Mehdi Mohsen Nejad

Personal information
- Native name: مهدی سیف الله محسن نژاد
- Full name: Mehdi Seifollah Mohsen Nejad
- Born: 9 December 1998 (age 27) Behbahan, Iran
- Height: 1.60 m (5 ft 3 in)
- Weight: 60 kg (132 lb)

Sport
- Country: Iran
- Sport: Greco-Roman
- Event: 60 kg

Medal record
Men's Greco-Roman wrestling
Representing Iran
Asian Championships
| Silver medal – second place | 2021 Almaty | 60 kg |
| Silver medal – second place | 2022 Ulaanbaatar | 60 kg |
| Bronze medal – third place | 2020 New Delhi | 60 kg |
World Cup
| Gold medal – first place | 2022 Baku | Team |
Vehbi Emre & Hamit Kaplan Tournament
| Bronze medal – third place | 2019 Istanbul | 60 kg |
Grand Prix
| Gold medal – first place | 2020 Shiraz | 60 kg |
| Gold medal – first place | 2023 Zagreb | 60 kg |
| Silver medal – second place | 2024 Budapest | 60 kg |
| Bronze medal – third place | 2023 Bishkek | 60 kg |
| Bronze medal – third place | 2025 Tirana | 63 kg |
World U23 Championships
| Silver medal – second place | 2021 Belgrade | 60 kg |
| Bronze medal – third place | 2018 Bucharest | 60 kg |
| Bronze medal – third place | 2019 Budapest | 60 kg |
Asian U23 Championship
| Bronze medal – third place | 2019 Ulaanbaatar | 60 kg |

= Mehdi Mohsennejad =

Iranian Greco-Roman wrestler (born 1998)

Mehdi Seifollah Mohsen Nejad (مهدی سیف الله محسن نژاد; born 9 December 1998) is an Iranian Greco-Roman wrestler competing in the 60 kg division.

== Career ==
In November 2018, in Bucharest, defeating Armenian Armen Melikyan, he won a bronze medal at the World Under-23 Championships.

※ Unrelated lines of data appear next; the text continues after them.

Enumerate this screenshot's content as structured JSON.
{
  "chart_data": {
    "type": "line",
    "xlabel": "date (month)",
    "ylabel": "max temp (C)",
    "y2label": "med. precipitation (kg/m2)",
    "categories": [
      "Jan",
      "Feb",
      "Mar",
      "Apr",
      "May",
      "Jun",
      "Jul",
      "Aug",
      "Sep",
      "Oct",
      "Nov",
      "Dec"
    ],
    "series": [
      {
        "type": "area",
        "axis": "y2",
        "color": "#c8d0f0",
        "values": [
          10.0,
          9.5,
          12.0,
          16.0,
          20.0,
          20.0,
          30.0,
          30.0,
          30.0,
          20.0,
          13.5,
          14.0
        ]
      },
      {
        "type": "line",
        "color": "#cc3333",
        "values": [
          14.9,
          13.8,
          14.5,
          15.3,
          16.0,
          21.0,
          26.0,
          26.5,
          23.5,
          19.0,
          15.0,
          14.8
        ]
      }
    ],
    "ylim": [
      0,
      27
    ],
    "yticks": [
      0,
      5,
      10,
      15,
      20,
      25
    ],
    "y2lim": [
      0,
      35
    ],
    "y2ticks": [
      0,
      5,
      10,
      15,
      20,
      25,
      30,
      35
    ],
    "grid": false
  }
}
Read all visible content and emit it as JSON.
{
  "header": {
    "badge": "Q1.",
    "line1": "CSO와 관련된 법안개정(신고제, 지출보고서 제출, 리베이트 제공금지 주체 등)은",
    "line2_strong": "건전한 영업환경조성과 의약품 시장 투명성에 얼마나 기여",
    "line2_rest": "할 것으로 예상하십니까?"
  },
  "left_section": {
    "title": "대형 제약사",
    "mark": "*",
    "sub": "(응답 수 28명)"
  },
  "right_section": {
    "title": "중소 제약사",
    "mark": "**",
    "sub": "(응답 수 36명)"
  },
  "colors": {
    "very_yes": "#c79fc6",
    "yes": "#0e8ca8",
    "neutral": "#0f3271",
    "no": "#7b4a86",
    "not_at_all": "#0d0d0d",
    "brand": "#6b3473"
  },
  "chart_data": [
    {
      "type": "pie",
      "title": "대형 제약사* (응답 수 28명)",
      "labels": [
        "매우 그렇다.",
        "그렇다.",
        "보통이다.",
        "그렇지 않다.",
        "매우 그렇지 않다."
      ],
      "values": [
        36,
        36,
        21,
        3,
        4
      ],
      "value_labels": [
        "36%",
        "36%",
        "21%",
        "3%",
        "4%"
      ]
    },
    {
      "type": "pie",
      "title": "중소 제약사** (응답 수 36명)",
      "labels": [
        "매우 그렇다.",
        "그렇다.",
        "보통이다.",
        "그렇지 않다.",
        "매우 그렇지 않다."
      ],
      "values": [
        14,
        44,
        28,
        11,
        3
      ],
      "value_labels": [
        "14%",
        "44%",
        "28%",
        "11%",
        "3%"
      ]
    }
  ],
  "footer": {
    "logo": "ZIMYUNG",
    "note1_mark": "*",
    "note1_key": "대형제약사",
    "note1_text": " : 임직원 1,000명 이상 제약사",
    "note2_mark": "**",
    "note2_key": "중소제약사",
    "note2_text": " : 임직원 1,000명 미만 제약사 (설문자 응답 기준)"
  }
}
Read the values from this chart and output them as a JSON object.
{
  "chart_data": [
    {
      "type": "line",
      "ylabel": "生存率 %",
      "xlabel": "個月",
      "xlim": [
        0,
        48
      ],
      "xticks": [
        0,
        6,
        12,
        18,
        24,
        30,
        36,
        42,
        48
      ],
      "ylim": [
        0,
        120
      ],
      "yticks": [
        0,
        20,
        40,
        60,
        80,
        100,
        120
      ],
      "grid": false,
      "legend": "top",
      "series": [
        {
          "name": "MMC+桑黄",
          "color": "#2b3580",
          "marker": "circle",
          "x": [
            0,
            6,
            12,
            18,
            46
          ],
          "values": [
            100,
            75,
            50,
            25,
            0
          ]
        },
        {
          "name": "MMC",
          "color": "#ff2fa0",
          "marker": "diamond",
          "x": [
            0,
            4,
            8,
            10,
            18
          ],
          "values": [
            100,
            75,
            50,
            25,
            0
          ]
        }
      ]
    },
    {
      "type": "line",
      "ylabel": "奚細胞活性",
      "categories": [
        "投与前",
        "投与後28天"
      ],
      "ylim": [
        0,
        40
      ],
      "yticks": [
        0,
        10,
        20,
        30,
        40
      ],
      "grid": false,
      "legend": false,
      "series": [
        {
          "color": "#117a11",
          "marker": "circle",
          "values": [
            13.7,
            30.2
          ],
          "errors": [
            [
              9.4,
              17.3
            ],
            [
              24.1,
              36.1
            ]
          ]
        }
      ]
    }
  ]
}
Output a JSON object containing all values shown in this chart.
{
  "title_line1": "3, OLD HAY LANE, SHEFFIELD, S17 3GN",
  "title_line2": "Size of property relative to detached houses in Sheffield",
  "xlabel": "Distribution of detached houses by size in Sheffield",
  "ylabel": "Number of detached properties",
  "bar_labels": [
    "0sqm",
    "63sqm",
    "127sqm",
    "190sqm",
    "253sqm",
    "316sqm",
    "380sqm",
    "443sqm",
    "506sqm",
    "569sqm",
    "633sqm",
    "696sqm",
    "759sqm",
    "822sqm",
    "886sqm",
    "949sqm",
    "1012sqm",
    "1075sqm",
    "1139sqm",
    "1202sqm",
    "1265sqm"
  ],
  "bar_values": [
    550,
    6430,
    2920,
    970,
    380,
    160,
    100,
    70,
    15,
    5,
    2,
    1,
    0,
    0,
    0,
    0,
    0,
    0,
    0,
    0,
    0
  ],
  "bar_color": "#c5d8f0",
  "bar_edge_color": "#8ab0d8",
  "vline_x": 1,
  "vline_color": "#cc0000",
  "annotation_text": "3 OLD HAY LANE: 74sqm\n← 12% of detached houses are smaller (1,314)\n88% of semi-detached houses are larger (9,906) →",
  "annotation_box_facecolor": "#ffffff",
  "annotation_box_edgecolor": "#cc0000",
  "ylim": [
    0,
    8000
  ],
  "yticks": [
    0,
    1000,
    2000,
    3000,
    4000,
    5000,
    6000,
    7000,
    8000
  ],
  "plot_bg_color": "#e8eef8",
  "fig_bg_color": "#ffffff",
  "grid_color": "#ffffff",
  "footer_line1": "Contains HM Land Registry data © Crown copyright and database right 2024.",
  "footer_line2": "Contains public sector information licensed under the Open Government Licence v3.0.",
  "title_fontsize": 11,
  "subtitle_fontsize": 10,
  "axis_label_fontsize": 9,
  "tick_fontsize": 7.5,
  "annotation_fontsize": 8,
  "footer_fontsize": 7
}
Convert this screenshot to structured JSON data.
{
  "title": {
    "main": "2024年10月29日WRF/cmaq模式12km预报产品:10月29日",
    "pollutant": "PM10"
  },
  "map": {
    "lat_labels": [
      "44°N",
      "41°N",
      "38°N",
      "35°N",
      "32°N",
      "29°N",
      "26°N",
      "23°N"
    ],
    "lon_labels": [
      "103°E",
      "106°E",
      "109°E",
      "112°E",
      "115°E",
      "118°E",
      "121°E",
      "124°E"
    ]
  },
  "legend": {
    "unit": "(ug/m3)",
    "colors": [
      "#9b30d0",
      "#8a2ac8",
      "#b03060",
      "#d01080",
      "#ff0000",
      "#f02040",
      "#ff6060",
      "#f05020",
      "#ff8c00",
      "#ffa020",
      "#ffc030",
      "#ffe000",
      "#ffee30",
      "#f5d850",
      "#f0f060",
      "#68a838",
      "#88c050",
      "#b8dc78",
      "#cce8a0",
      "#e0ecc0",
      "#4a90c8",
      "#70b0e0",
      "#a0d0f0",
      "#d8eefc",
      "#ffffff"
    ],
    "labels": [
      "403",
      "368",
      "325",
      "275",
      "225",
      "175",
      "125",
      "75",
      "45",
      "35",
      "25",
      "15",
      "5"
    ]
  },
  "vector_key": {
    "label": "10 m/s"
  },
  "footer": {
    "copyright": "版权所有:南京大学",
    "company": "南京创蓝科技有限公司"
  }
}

A year later in Budapest at the Under-23 World Championships he again won the bronze medal, this time defeating Krisztian Kecskemeti of Hungary in the fight for third place.

Mohsennejad won his first medal at a major international competition on 19 February 2020 in New Delhi at the Asian Championships, defeating Kazakhstan's Aidos Sultangali in the 3rd place bout, becoming the bronze medallist. In April 2021, in Alma-Ata, he faced Aydos Sultangali in the final of the Asian Championships, this time he lost, winning the silver medal.

On 20 April 2022, in Ulan Bator at the Asian Championships, he reached the final, in which he lost to Zholaman Sharshenbekov from Kyrgyzstan, becoming the silver medallist.

On 22 September 2023, he lost to Zholoman Sharshenbekov in the semifinals of the World Championship in Belgrade, the next day he lost to Islomzhon Bakhromov of Uzbekistan in the fight for the bronze medal, but in the bout for the Olympic licence he defeated Gevorg Garibyan of Armenia.